Question

Variables of my class:

protected List<Texture2D> textures_ = new List<Texture2D>();
protected Color fill_color_ = Color.White;

private int move_amount_ = 1;
private const int total_move_amount_ = 40;
private float current_move_amount_ = 0;
private bool moving_ = false;

protected static Random random_ = new Random();

protected Vector2 size_ = new Vector2(40.0f, 0);

Should I implement a Dispose method, or something to manage resources? In particular Texture2D objects?

Was it helpful?

Solution

Yes, you should implement a Dispose method, ideally through the IDisposable interface, in order to dispose of your Texture2D objects and other disposables.

What you do not need to implement is a finalizer (a method that will be called by the garbage collection in case you forget to call the dispose method), since you only have managed resources that implement their own finalizers in case they are not properly disposed.

The Texture2D objects will be disposed by the garbage collector eventually, should you not dispose of them yourself, but this has severe performance and memory drawbacks. Letting the garbage collection take care of this will considerably delay the clean up of these objects, and if you generate them fast enough may even crash your program.
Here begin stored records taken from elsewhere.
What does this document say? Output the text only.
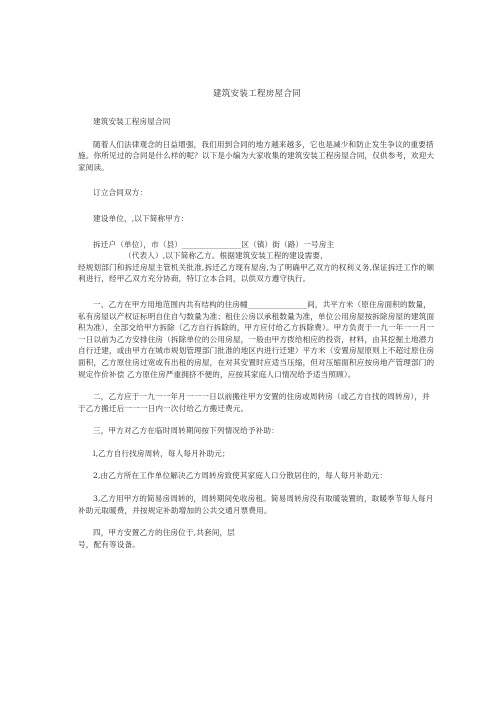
建筑安装工程房屋合同

建筑安装工程房屋合同

随着人们法律观念的日益增强，我们用到合同的地方越来越多，它也是减少和防止发生争议的重要措施。你所见过的合同是什么样的呢？以下是小编为大家收集的建筑安装工程房屋合同，仅供参考，欢迎大家阅读。

订立合同双方：

建设单位，,以下简称甲方：

拆迁户（单位），市（县）_______________区（镇）街（路）一号房主

（代表人）,以下简称乙方。根据建筑安装工程的建设需要，

经规划部门和拆迁房屋主管机关批准,拆迁乙方现有屋房,为了明确甲乙双方的权利义务,保证拆迁工作的顺利进行，经甲乙双方充分协商，特订立本合同，以供双方遵守执行。

一、乙方在甲方用地范围内共有结构的住房幢_______________间，共平方米（原住房面积的数量，私有房屋以产权证标明自住自勺数量为准；租住公房以承租数量为准，单位公用房屋按拆除房屋的建筑面积为准），全部交给甲方拆除（乙方自行拆除的，甲方应付给乙方拆除费）。甲方负责于一九一年一一月一一日以前为乙方安排住房（拆除单位的公用房屋，一般由甲方拨给相应的投资，材料，由其挖掘土地潜力自行迁建，或由甲方在城市规划管理部门批准的地区内进行迁建）平方米（安置房屋原则上不超过原住房面积，乙方原住房过宽或有出租的房屋，在对其安置时应适当压缩，但对压缩面积应按房地产管理部门的规定作价补偿 乙方原住房严重拥挤不便的，应按其家庭人口情况给予适当照顾）。

二，乙方应于一九一一年月一一一日以前搬往甲方安置的住房或周转房（或乙方自找的周转房），并于乙方搬迁后一一一日内一次付给乙方搬迁费元。

三，甲方对乙方在临时周转期间按下列情况给予补助：

l,乙方自行找房周转，每人每月补助元；

2,由乙方所在工作单位解决乙方周转房致使其家庭人口分散居住的，每人每月补助元：

3,乙方用甲方的简易房周转的，周转期间免收房租。简易周转房没有取暖装置的，取暖季节每人每月补助元取暖费，并按规定补助增加的公共交通月票费用。

四，甲方安置乙方的住房位于,共套间，层

号，配有等设备。
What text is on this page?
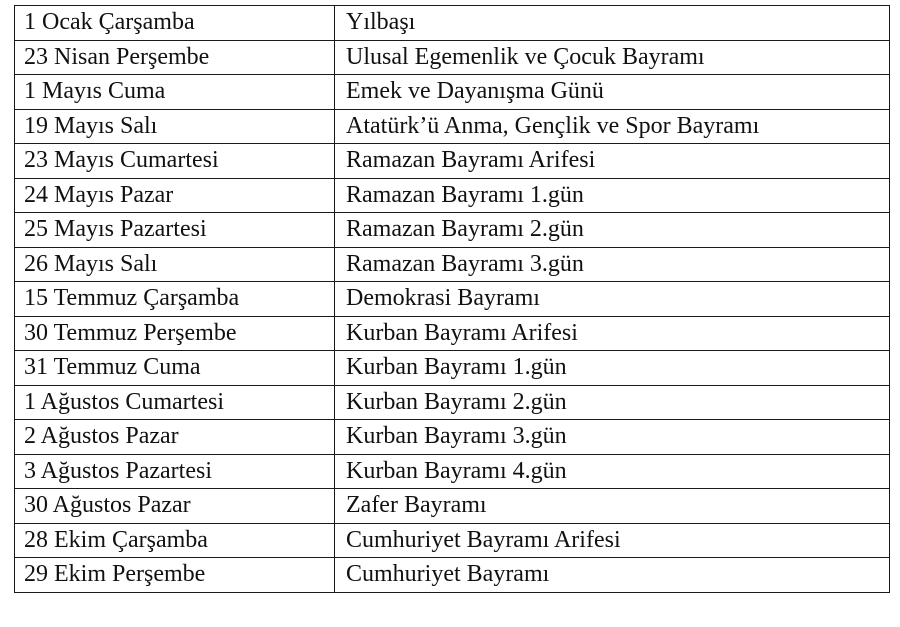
1 Ocak Çarşamba	Yılbaşı
23 Nisan Perşembe	Ulusal Egemenlik ve Çocuk Bayramı
1 Mayıs Cuma	Emek ve Dayanışma Günü
19 Mayıs Salı	Atatürk’ü Anma, Gençlik ve Spor Bayramı
23 Mayıs Cumartesi	Ramazan Bayramı Arifesi
24 Mayıs Pazar	Ramazan Bayramı 1.gün
25 Mayıs Pazartesi	Ramazan Bayramı 2.gün
26 Mayıs Salı	Ramazan Bayramı 3.gün
15 Temmuz Çarşamba	Demokrasi Bayramı
30 Temmuz Perşembe	Kurban Bayramı Arifesi
31 Temmuz Cuma	Kurban Bayramı 1.gün
1 Ağustos Cumartesi	Kurban Bayramı 2.gün
2 Ağustos Pazar	Kurban Bayramı 3.gün
3 Ağustos Pazartesi	Kurban Bayramı 4.gün
30 Ağustos Pazar	Zafer Bayramı
28 Ekim Çarşamba	Cumhuriyet Bayramı Arifesi
29 Ekim Perşembe	Cumhuriyet Bayramı
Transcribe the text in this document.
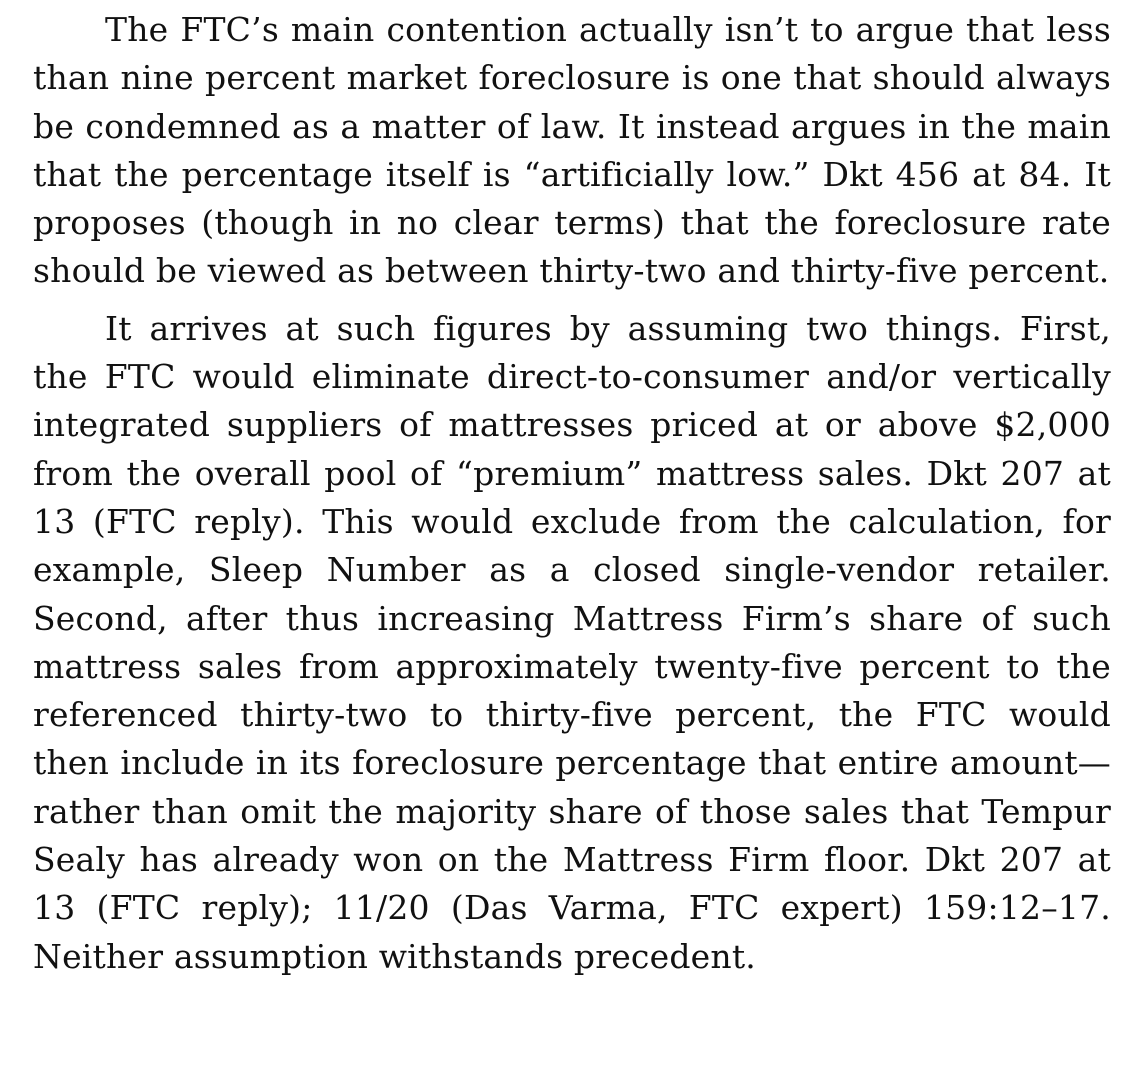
The FTC’s main contention actually isn’t to argue that less than nine percent market foreclosure is one that should always be condemned as a matter of law. It instead argues in the main that the percentage itself is “artificially low.” Dkt 456 at 84. It proposes (though in no clear terms) that the foreclosure rate should be viewed as between thirty-two and thirty-five percent.

It arrives at such figures by assuming two things. First, the FTC would eliminate direct-to-consumer and/or vertically integrated suppliers of mattresses priced at or above $2,000 from the overall pool of “premium” mattress sales. Dkt 207 at 13 (FTC reply). This would exclude from the calculation, for example, Sleep Number as a closed single-vendor retailer. Second, after thus increasing Mattress Firm’s share of such mattress sales from approximately twenty-five percent to the referenced thirty-two to thirty-five percent, the FTC would then include in its foreclosure percentage that entire amount—rather than omit the majority share of those sales that Tempur Sealy has already won on the Mattress Firm floor. Dkt 207 at 13 (FTC reply); 11/20 (Das Varma, FTC expert) 159:12–17. Neither assumption withstands precedent.
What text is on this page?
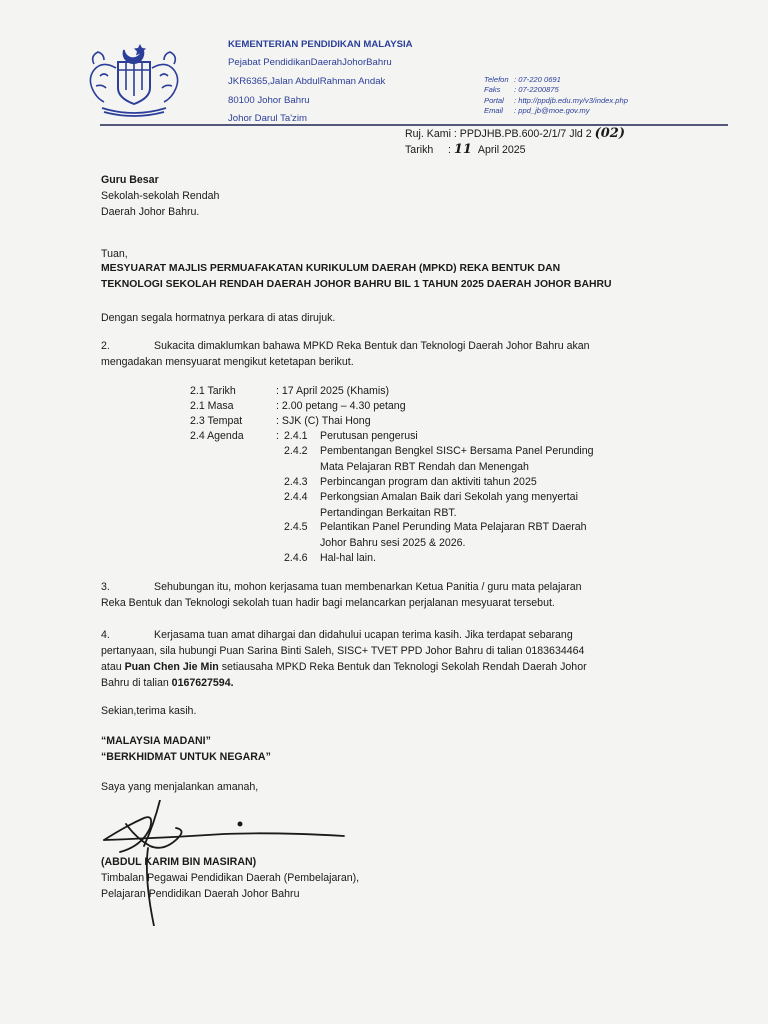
KEMENTERIAN PENDIDIKAN MALAYSIA
Pejabat PendidikanDaerahJohorBahru
JKR6365,Jalan AbdulRahman Andak
80100 Johor Bahru
Johor Darul Ta'zim
Telefon : 07-220 0691
Faks	: 07-2200875
Portal	: http://ppdjb.edu.my/v3/index.php
Email	: ppd_jb@moe.gov.my
Ruj. Kami : PPDJHB.PB.600-2/1/7 Jld 2 (02)
Tarikh : 11 April 2025
Guru Besar
Sekolah-sekolah Rendah
Daerah Johor Bahru.
Tuan,
MESYUARAT MAJLIS PERMUAFAKATAN KURIKULUM DAERAH (MPKD) REKA BENTUK DAN
TEKNOLOGI SEKOLAH RENDAH DAERAH JOHOR BAHRU BIL 1 TAHUN 2025 DAERAH JOHOR BAHRU
Dengan segala hormatnya perkara di atas dirujuk.
2.	Sukacita dimaklumkan bahawa MPKD Reka Bentuk dan Teknologi Daerah Johor Bahru akan
mengadakan mensyuarat mengikut ketetapan berikut.
2.1 Tarikh	: 17 April 2025 (Khamis)
2.1 Masa	: 2.00 petang – 4.30 petang
2.3 Tempat	: SJK (C) Thai Hong
2.4 Agenda	: 2.4.1	Perutusan pengerusi
2.4.2	Pembentangan Bengkel SISC+ Bersama Panel Perunding
Mata Pelajaran RBT Rendah dan Menengah
2.4.3	Perbincangan program dan aktiviti tahun 2025
2.4.4	Perkongsian Amalan Baik dari Sekolah yang menyertai
Pertandingan Berkaitan RBT.
2.4.5	Pelantikan Panel Perunding Mata Pelajaran RBT Daerah
Johor Bahru sesi 2025 & 2026.
2.4.6	Hal-hal lain.
3.	Sehubungan itu, mohon kerjasama tuan membenarkan Ketua Panitia / guru mata pelajaran
Reka Bentuk dan Teknologi sekolah tuan hadir bagi melancarkan perjalanan mesyuarat tersebut.
4.	Kerjasama tuan amat dihargai dan didahului ucapan terima kasih. Jika terdapat sebarang
pertanyaan, sila hubungi Puan Sarina Binti Saleh, SISC+ TVET PPD Johor Bahru di talian 0183634464
atau Puan Chen Jie Min setiausaha MPKD Reka Bentuk dan Teknologi Sekolah Rendah Daerah Johor
Bahru di talian 0167627594.
Sekian,terima kasih.
“MALAYSIA MADANI”
“BERKHIDMAT UNTUK NEGARA”
Saya yang menjalankan amanah,
(ABDUL KARIM BIN MASIRAN)
Timbalan Pegawai Pendidikan Daerah (Pembelajaran),
Pelajaran Pendidikan Daerah Johor Bahru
There may be one exception: if you create only one or a few instances of your class, and keep these instances around until the termination of your program, you will probably not gain measurable benefits from implementing a dispose method. When your program is terminated, all these textures will be disposed of anyway. Disposing these objects manually is good practice nevertheless.

edit:
there may be some particular considerations regarding XNA resources that I am not well versed with; for that I would refer you to bubbinator's answer

OTHER TIPS

Since you are using XNA / MonoGame (Included due to the library's similarity) you only need to manually dispose of resources (via the Dispose method or using blocks) that do not come from the content pipeline.

For some quick reading on how to handle this sort of stuff try this.

Basically, if you pull the content from the pipeline, then call Content.Unload or divide the content between multiple ContentManagers.

On a side note, the tutorial I linked is actually a fairly active set of tutorials. However, there is only 1 person maintaining the site so things like Monogame tutorials are pushed onto the back burner in favor of java tutorials.